1. He's referring to the WC hearing by Specter and no, he was not asked to identify CE-399. You are referring to a report from FBI which says he was asked to identify the bullet.
Reasonable people may differ, but he says, with no clarification:
"Incredibly, Tomlinson, whose testimony was taken in Dallas, was queried extensively about where he found a bullet (which stretcher), but was
never shown CE-399 or asked to identify it as the bullet he found the day Kennedy was assassinated. Having Tomlinson ID the bullet is the "proof" that would have established that the bullet's bone fides were in order. But that didn't happen."
That, sir, is simply untrue. "Never shown" means something different to Hunt than to me.
The document I previously cited states he was shown the bullet, and he did say it looked like the bullet he found. I showed you that memo. Isn't it incumbent on John Hunt to clarify exactly what he's saying? Tomlinson's testimony was in March of 1964, and he wasn't shown the bullet until June, according to the FBI document in question. Isn't it clear from the available documentation that the bullet simply wasn't in Dallas to show to Tomlinson at the time of his testimony, and Odum showed it to him later?
2. The FBI report is stating that it was Dallas SA Bardwell Odum that made the interview but Odum is denying (to Josiah Thompson and Dr.
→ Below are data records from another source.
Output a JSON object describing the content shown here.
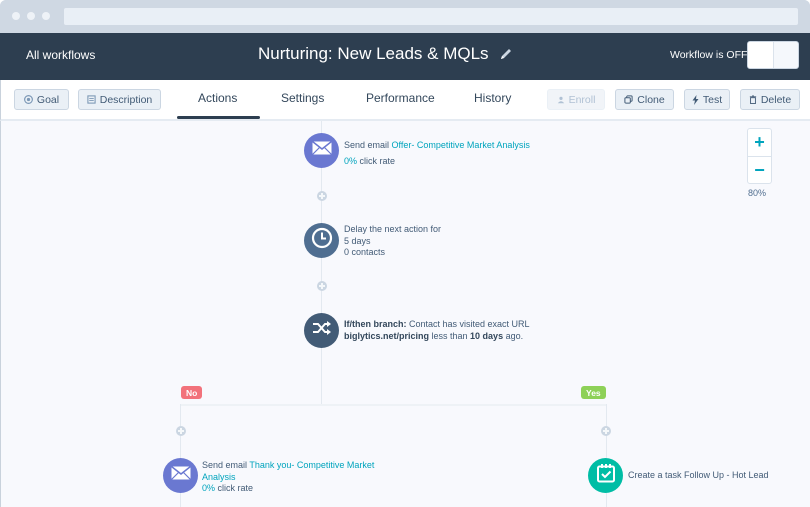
{
  "browser": {
    "dots": [
      "close",
      "minimize",
      "maximize"
    ]
  },
  "header": {
    "back_link": "All workflows",
    "title": "Nurturing: New Leads & MQLs",
    "edit_icon": "pencil-icon",
    "status_label": "Workflow is OFF",
    "toggle_state": "off"
  },
  "toolbar": {
    "left_buttons": [
      {
        "label": "Goal",
        "icon": "target-icon"
      },
      {
        "label": "Description",
        "icon": "document-icon"
      }
    ],
    "tabs": [
      {
        "label": "Actions",
        "active": true
      },
      {
        "label": "Settings",
        "active": false
      },
      {
        "label": "Performance",
        "active": false
      },
      {
        "label": "History",
        "active": false
      }
    ],
    "right_buttons": [
      {
        "label": "Enroll",
        "icon": "person-icon",
        "disabled": true
      },
      {
        "label": "Clone",
        "icon": "copy-icon",
        "disabled": false
      },
      {
        "label": "Test",
        "icon": "lightning-icon",
        "disabled": false
      },
      {
        "label": "Delete",
        "icon": "trash-icon",
        "disabled": false
      }
    ]
  },
  "zoom": {
    "zoom_in": "+",
    "zoom_out": "−",
    "level": "80%"
  },
  "workflow": {
    "nodes": [
      {
        "type": "email",
        "icon": "envelope-icon",
        "prefix": "Send email ",
        "link": "Offer- Competitive Market Analysis",
        "rate_value": "0%",
        "rate_label": " click rate"
      },
      {
        "type": "delay",
        "icon": "clock-icon",
        "line1": "Delay the next action for",
        "line2": "5 days",
        "line3": "0 contacts"
      },
      {
        "type": "branch",
        "icon": "shuffle-icon",
        "label": "If/then branch:",
        "text1": " Contact has visited exact URL",
        "url": "biglytics.net/pricing",
        "text2": " less than ",
        "duration": "10 days",
        "text3": " ago."
      }
    ],
    "branches": {
      "no": {
        "label": "No",
        "node": {
          "type": "email",
          "icon": "envelope-icon",
          "prefix": "Send email ",
          "link_line1": "Thank you- Competitive Market",
          "link_line2": "Analysis",
          "rate_value": "0%",
          "rate_label": " click rate"
        }
      },
      "yes": {
        "label": "Yes",
        "node": {
          "type": "task",
          "icon": "calendar-check-icon",
          "text": "Create a task Follow Up - Hot Lead"
        }
      }
    }
  },
  "colors": {
    "header_bg": "#2d3e50",
    "email_node": "#6a78d1",
    "delay_node": "#4f6e91",
    "branch_node": "#425b76",
    "task_node": "#00bda5",
    "link": "#00a4bd",
    "no_badge": "#f2727b",
    "yes_badge": "#8ed158"
  }
}
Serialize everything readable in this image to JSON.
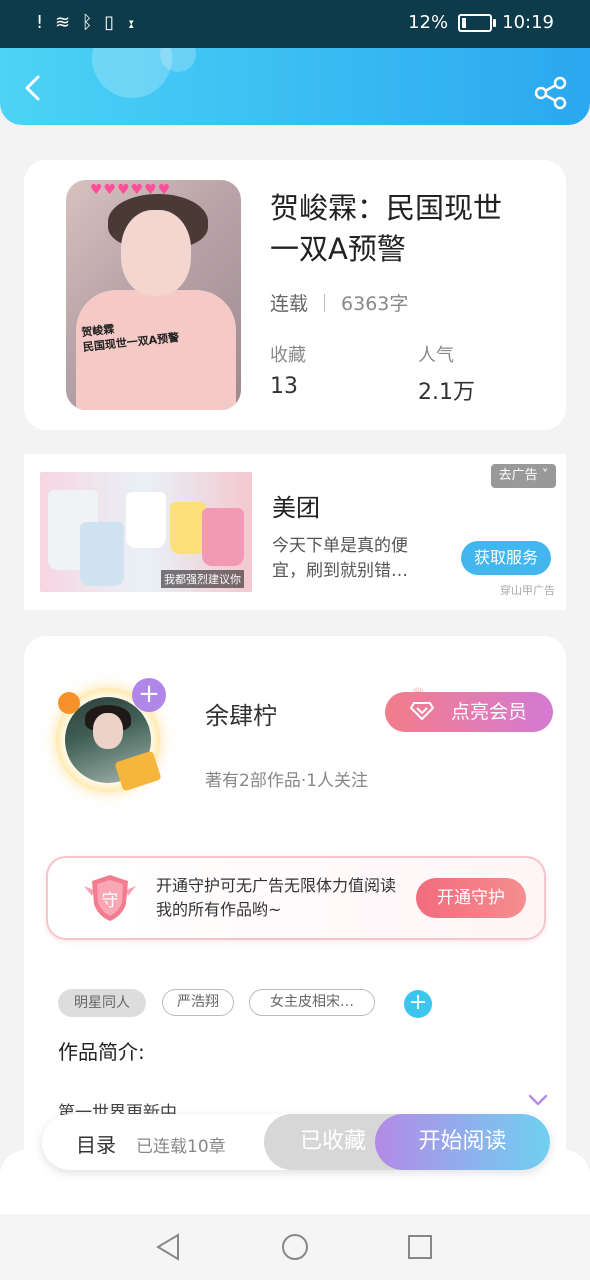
{
  "status": {
    "icons_left": "! ≋ ᛒ ▯ ⧗",
    "battery": "12%",
    "time": "10:19"
  },
  "book": {
    "title": "贺峻霖：民国现世一双A预警",
    "status": "连载",
    "word_count": "6363字",
    "favorites_label": "收藏",
    "favorites_value": "13",
    "popularity_label": "人气",
    "popularity_value": "2.1万",
    "cover_caption": "贺峻霖\n民国现世一双A预警"
  },
  "ad": {
    "title": "美团",
    "desc": "今天下单是真的便宜，刷到就别错…",
    "close_label": "去广告",
    "button": "获取服务",
    "source": "穿山甲广告",
    "image_caption": "我都强烈建议你"
  },
  "author": {
    "name": "余肆柠",
    "info": "著有2部作品·1人关注",
    "vip_button": "点亮会员"
  },
  "guard": {
    "text": "开通守护可无广告无限体力值阅读我的所有作品哟~",
    "button": "开通守护",
    "shield_char": "守"
  },
  "tags": [
    "明星同人",
    "严浩翔",
    "女主皮相宋…"
  ],
  "intro": {
    "label": "作品简介:",
    "text": "第一世界更新中"
  },
  "bottom": {
    "toc": "目录",
    "chapters": "已连载10章",
    "collected": "已收藏",
    "start": "开始阅读"
  },
  "colors": {
    "header_start": "#4cd3f5",
    "header_end": "#2aa8f0",
    "accent_blue": "#43b6f0",
    "vip_pink": "#f27d8a",
    "guard_red": "#f26b7e"
  }
}
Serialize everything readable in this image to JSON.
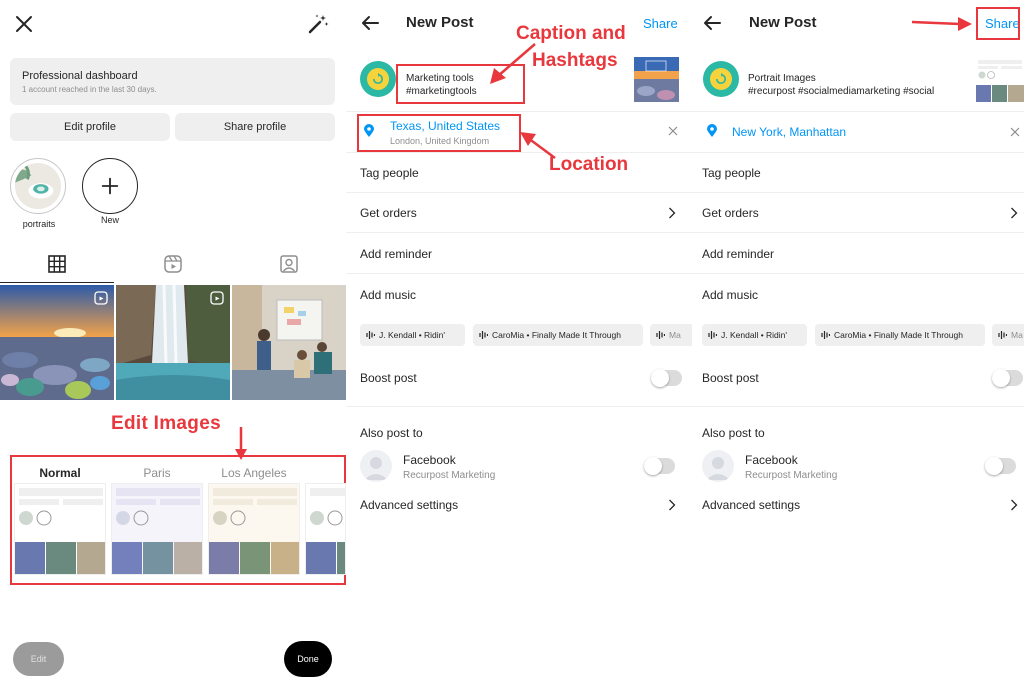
{
  "colors": {
    "annotation_red": "#e8383d",
    "link_blue": "#0095f6",
    "text": "#262626",
    "muted": "#8e8e8e",
    "chip_bg": "#efefef"
  },
  "panel1": {
    "icons": {
      "close": "close-icon",
      "magic": "magic-wand-icon"
    },
    "dashboard": {
      "title": "Professional dashboard",
      "subtitle": "1 account reached in the last 30 days."
    },
    "edit_profile": "Edit profile",
    "share_profile": "Share profile",
    "highlights": [
      {
        "label": "portraits"
      },
      {
        "label": "New"
      }
    ],
    "tabs": [
      "grid-icon",
      "reels-icon",
      "tagged-icon"
    ],
    "annotation": "Edit Images",
    "filters": [
      "Normal",
      "Paris",
      "Los Angeles"
    ],
    "edit_button": "Edit",
    "done_button": "Done"
  },
  "panel2": {
    "title": "New Post",
    "share": "Share",
    "caption_line1": "Marketing tools",
    "caption_line2": "#marketingtools",
    "location_main": "Texas, United States",
    "location_sub": "London, United Kingdom",
    "tag_people": "Tag people",
    "get_orders": "Get orders",
    "add_reminder": "Add reminder",
    "add_music": "Add music",
    "music_chips": [
      "J. Kendall • Ridin'",
      "CaroMia • Finally Made It Through",
      "Ma"
    ],
    "boost_post": "Boost post",
    "also_post_to": "Also post to",
    "facebook_name": "Facebook",
    "facebook_sub": "Recurpost Marketing",
    "advanced_settings": "Advanced settings",
    "annotations": {
      "caption_line1": "Caption and",
      "caption_line2": "Hashtags",
      "location": "Location"
    }
  },
  "panel3": {
    "title": "New Post",
    "share": "Share",
    "caption_line1": "Portrait Images",
    "caption_line2": "#recurpost #socialmediamarketing #social",
    "location_main": "New York, Manhattan",
    "tag_people": "Tag people",
    "get_orders": "Get orders",
    "add_reminder": "Add reminder",
    "add_music": "Add music",
    "music_chips": [
      "J. Kendall • Ridin'",
      "CaroMia • Finally Made It Through",
      "Ma"
    ],
    "boost_post": "Boost post",
    "also_post_to": "Also post to",
    "facebook_name": "Facebook",
    "facebook_sub": "Recurpost Marketing",
    "advanced_settings": "Advanced settings"
  }
}
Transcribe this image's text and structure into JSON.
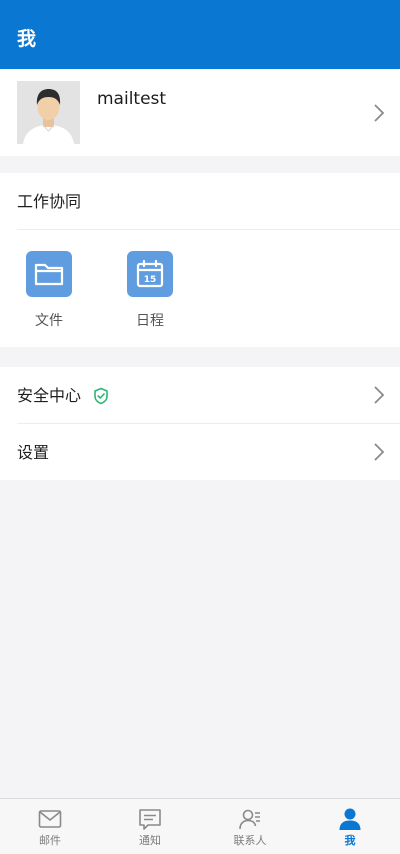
{
  "header": {
    "title": "我"
  },
  "profile": {
    "username": "mailtest"
  },
  "work": {
    "title": "工作协同",
    "tiles": [
      {
        "label": "文件",
        "icon": "folder-icon"
      },
      {
        "label": "日程",
        "icon": "calendar-icon",
        "day": "15"
      }
    ]
  },
  "menu": {
    "items": [
      {
        "label": "安全中心",
        "icon": "shield-check-icon"
      },
      {
        "label": "设置"
      }
    ]
  },
  "tabbar": {
    "items": [
      {
        "label": "邮件",
        "icon": "mail-icon"
      },
      {
        "label": "通知",
        "icon": "notification-icon"
      },
      {
        "label": "联系人",
        "icon": "contacts-icon"
      },
      {
        "label": "我",
        "icon": "person-icon",
        "active": true
      }
    ]
  },
  "colors": {
    "accent": "#0a77d3",
    "tile": "#5f9de0",
    "shield": "#2bb673",
    "background": "#f4f3f6"
  }
}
Gary Aguilar) having anything to do with any bullet in the JFK case, and that he did not interview Thomlinson (or Wright) and no, he had never seen CE-399 before. He says that he would of course have remembered such an important event and he would also have filed a proper report on it, which is nowhere to be found in the archives.
http://www.ctka.net/2011/Harris_Bell_Article.html
How many decades after the event did this follow-up interview occur? How old was Odum at the time? Why should his memory be trusted? Because he says so? That's not the way it works. Especially decades after the event.
I don't think you've shown sufficient cause to doubt the document I cited.
http://www.history-matters.com/archive/jfk/wc/wcvols/wh24/html/WH_Vol24_0215b.htm
And if you doubt the veracity of the document based on a four or five decades after the fact *recollection*, isn't it the case that you would also doubt the veracity of the testimony if he was shown the bullet, and he did say essentially the same thing?
If J.C.Day recalls, four or five decades after the event, that he marked the shells, is that good enough to establish he did? Or are you going to want something stronger?
Why doesn't the same standard hold for Odum's recollection?
So it reduces to you don't like the available evidence. And you're cherry-picking what you do accept. No big surprise there. We knew you were going to argue that going in.